Я разворачиваюсь и иду прочь, иначе не смогу остановить крик, или… хуже. Ведь мама… я просто не могу смотреть на нее, на то, как в ее глазах застыли слезы. Это слабость, а слабым быть нельзя.
Юра:
Я почти выбегаю из лазарета на улицу. Сейчас осень, и вся ее промозглость дождем ударяет мне в лицо. Освежает, отрезвляет, или наоборот — дает забыться. Я бреду вдоль луж, не обращая внимания на то, что промочил ноги. Лишь бы прочь от них всех! От глупого Петьки, от крикливой санитарки и мамы с ее тихим голосом!
Но вдруг меня заставляет остановиться звук. Музыка. Пронзительная, как на изломе. Я поднимаю воротник — тонкие ноты колют иглой, напоминают о промозглом ветре вокруг. А еще накатывает такая тоска, что завыть хочется.
— Красиво, черт, — я выплевываю эти слова себе под ноги.
Мелодия непохожа ни на что мне знакомое. Она какая-то чуждая, как будто ее здесь быть не должно. И от этого как-то не по себе. В голове невольно звучит дурацкий голос Петьки:
— Музыка из заброшенной школы… он играет по ночам…
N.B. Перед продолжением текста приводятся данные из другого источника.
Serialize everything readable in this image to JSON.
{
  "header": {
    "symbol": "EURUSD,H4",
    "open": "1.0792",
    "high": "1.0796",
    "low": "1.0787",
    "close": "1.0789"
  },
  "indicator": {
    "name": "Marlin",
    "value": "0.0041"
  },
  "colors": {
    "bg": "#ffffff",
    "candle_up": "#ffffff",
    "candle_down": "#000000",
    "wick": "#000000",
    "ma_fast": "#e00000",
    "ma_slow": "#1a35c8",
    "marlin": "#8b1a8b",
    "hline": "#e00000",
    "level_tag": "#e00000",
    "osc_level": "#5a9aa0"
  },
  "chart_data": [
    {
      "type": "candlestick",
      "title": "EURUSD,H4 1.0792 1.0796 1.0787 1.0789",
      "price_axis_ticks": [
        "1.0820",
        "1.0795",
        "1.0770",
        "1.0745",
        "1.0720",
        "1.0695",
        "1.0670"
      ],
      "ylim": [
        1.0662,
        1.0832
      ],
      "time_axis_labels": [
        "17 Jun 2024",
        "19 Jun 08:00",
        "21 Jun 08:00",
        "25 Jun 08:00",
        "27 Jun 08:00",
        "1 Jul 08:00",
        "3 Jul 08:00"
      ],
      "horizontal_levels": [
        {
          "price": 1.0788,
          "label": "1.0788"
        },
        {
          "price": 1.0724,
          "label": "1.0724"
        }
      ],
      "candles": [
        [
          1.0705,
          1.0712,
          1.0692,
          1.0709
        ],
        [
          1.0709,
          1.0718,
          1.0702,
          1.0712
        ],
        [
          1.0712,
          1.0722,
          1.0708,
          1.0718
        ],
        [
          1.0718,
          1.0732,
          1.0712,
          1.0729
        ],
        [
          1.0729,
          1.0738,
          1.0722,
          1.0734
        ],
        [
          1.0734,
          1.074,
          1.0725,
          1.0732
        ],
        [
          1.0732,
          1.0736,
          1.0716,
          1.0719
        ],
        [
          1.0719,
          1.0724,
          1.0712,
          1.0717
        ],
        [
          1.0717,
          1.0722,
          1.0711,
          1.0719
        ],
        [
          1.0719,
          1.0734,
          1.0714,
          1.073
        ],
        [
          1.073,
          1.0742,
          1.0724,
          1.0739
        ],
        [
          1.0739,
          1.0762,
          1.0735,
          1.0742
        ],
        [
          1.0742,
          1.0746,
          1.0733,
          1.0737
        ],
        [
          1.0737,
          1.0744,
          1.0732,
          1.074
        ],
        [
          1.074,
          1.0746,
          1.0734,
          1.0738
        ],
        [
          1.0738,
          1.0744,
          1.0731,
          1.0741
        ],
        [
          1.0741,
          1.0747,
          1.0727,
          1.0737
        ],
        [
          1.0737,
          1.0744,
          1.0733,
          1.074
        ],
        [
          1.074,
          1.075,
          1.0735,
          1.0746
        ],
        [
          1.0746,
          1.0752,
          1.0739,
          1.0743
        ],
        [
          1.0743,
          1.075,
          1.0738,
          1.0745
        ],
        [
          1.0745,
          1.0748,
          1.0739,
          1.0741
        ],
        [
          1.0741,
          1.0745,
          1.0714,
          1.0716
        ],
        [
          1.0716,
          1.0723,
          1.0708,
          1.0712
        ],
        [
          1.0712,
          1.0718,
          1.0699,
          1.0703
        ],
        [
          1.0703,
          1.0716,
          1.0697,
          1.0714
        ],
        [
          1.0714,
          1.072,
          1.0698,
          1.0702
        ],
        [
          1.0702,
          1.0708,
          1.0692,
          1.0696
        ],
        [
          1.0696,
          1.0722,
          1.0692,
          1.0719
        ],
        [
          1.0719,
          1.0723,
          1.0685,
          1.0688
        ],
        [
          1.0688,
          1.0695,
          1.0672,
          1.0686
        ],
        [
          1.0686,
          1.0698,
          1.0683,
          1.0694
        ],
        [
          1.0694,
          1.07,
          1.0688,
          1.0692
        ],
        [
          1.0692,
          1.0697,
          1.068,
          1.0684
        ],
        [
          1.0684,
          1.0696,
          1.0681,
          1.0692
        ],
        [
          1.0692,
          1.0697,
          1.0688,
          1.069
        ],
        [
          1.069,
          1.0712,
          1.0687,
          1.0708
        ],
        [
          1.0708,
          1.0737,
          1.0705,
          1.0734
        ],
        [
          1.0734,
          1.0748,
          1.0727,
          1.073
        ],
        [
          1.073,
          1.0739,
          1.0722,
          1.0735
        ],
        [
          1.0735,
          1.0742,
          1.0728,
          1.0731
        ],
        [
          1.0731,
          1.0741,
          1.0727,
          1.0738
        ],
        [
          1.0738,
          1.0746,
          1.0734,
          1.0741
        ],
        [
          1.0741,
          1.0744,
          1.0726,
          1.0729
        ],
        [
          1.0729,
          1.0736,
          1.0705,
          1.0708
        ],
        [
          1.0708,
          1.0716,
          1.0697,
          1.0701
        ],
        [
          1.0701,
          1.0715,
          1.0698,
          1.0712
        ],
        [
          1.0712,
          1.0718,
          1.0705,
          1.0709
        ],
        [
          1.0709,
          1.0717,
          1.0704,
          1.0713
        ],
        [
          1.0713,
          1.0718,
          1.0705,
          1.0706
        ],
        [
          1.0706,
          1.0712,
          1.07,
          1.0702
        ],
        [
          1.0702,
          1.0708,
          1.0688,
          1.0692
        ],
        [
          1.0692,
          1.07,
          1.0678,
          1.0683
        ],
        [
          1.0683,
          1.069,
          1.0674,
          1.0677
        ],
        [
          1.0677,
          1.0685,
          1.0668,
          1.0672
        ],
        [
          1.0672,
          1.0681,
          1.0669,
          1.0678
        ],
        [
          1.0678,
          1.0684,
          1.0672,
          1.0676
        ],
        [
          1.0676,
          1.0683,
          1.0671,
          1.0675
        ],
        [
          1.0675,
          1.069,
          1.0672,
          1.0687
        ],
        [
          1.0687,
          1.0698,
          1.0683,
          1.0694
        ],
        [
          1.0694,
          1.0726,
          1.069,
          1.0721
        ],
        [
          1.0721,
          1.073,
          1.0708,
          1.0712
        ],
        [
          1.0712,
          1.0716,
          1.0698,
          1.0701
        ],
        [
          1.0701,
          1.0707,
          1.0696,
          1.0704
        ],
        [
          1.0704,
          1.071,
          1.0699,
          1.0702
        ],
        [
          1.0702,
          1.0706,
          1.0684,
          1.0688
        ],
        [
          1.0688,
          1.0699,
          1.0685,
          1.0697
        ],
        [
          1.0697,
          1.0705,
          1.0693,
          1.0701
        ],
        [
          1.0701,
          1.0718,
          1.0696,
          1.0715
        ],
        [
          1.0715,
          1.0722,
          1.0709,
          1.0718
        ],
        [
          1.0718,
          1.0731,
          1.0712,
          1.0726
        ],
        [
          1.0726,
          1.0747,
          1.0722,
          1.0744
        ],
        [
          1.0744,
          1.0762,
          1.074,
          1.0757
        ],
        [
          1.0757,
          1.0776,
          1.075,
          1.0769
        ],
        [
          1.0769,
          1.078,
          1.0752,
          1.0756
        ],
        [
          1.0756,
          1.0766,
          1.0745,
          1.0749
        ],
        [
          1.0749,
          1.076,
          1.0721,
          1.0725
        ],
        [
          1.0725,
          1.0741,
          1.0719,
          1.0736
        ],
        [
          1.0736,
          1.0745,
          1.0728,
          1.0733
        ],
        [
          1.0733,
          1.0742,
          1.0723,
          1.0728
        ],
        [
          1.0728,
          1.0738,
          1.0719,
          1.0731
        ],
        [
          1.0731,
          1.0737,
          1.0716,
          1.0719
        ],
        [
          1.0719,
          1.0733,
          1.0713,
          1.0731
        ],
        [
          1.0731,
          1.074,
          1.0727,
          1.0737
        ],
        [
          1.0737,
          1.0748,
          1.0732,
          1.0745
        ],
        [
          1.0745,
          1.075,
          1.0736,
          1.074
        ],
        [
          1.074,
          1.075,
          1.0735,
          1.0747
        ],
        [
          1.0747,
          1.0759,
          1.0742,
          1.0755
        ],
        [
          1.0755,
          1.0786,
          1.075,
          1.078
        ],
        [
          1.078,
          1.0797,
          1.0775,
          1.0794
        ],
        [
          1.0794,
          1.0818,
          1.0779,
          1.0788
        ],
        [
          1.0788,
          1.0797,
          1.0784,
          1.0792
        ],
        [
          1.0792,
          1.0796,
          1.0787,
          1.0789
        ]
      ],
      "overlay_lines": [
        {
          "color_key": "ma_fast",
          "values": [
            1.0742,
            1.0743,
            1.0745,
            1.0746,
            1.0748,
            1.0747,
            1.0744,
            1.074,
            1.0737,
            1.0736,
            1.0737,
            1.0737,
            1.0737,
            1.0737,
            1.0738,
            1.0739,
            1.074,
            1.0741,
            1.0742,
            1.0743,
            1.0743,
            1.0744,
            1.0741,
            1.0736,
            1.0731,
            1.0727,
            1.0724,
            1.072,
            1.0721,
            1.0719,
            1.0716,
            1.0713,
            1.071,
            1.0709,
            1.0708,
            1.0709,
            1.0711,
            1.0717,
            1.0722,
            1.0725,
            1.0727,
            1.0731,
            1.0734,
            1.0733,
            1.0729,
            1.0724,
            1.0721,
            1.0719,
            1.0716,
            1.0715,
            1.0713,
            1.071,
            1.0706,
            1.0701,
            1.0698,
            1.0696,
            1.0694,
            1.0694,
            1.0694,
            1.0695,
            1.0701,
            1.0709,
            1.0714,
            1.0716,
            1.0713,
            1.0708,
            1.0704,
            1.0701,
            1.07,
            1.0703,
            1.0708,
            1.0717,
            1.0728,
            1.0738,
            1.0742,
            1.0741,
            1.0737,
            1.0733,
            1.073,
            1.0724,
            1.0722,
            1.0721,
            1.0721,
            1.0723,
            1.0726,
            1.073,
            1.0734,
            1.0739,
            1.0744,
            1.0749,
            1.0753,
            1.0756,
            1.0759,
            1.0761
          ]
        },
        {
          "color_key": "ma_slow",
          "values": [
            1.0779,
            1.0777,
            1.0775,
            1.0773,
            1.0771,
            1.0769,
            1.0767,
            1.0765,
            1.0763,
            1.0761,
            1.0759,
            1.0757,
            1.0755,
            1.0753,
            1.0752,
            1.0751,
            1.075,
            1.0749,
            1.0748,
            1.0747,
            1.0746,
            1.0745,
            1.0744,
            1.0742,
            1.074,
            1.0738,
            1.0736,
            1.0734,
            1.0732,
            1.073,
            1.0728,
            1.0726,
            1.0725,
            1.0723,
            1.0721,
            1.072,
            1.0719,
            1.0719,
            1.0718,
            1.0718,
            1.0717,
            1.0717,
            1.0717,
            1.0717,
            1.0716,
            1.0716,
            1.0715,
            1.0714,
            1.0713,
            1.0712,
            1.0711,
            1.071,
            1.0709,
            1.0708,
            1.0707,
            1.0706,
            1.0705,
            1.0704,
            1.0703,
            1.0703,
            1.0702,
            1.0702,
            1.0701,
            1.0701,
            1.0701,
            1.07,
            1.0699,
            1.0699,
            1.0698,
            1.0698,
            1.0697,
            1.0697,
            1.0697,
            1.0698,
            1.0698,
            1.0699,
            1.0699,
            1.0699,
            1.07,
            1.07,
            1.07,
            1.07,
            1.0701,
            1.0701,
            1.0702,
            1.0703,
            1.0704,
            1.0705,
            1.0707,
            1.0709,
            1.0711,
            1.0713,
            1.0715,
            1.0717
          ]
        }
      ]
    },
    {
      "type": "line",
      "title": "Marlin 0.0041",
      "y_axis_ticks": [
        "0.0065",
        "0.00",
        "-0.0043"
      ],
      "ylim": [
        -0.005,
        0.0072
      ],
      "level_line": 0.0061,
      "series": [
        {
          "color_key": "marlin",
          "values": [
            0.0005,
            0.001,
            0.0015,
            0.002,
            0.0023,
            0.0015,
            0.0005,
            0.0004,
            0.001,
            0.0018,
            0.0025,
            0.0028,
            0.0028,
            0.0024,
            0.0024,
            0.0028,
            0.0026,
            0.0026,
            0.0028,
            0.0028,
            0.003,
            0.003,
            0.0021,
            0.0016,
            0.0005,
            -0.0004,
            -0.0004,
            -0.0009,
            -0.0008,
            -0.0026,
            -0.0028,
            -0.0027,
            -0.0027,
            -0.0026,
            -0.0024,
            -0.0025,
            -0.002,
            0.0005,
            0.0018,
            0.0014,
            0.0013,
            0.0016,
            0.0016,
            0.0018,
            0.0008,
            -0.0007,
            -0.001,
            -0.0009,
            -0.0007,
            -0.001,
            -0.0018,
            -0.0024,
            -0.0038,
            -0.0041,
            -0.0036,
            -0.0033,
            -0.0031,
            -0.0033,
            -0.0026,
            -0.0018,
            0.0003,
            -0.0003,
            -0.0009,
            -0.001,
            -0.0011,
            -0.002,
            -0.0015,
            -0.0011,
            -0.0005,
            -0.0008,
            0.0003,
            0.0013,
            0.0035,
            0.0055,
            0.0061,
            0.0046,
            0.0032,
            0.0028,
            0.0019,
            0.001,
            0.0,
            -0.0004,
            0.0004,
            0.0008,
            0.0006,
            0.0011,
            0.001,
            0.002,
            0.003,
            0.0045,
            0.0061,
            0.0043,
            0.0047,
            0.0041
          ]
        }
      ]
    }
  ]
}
К моему горлу подступает тошнота, а руки-ноги холодеют, пока я стою под тусклым светом фонаря и слушаю. Бред! Нет никаких сказок, никаких чудовищ! Кроме тех, которые развязали войну. И, если там, внутри, кто-то и есть, то это — враг. Еще один фашист, или скрывающийся предатель Родины, или просто бродяга. Нужно вытащить его оттуда и доказать всем, что никаких чудовищ не существует.
Я сжимаю в кармане ржавый перочинный ножик и поднимаюсь по треснувшему крыльцу школы. Музыка все звучит, не прекращаясь ни на секунду и не фальшивя ни на одном моменте. Иду на звук, и вот он совсем близко. Я снова останавливаюсь, и меня пробирает до мурашек — мелодия в этих брошенных пыльных стенах звучит тревожно. Я подхожу ближе и ненавижу себя за то, что пальцы дрожат, когда берусь за ручку. Я не должен бояться, какая бы вражина там не запряталась!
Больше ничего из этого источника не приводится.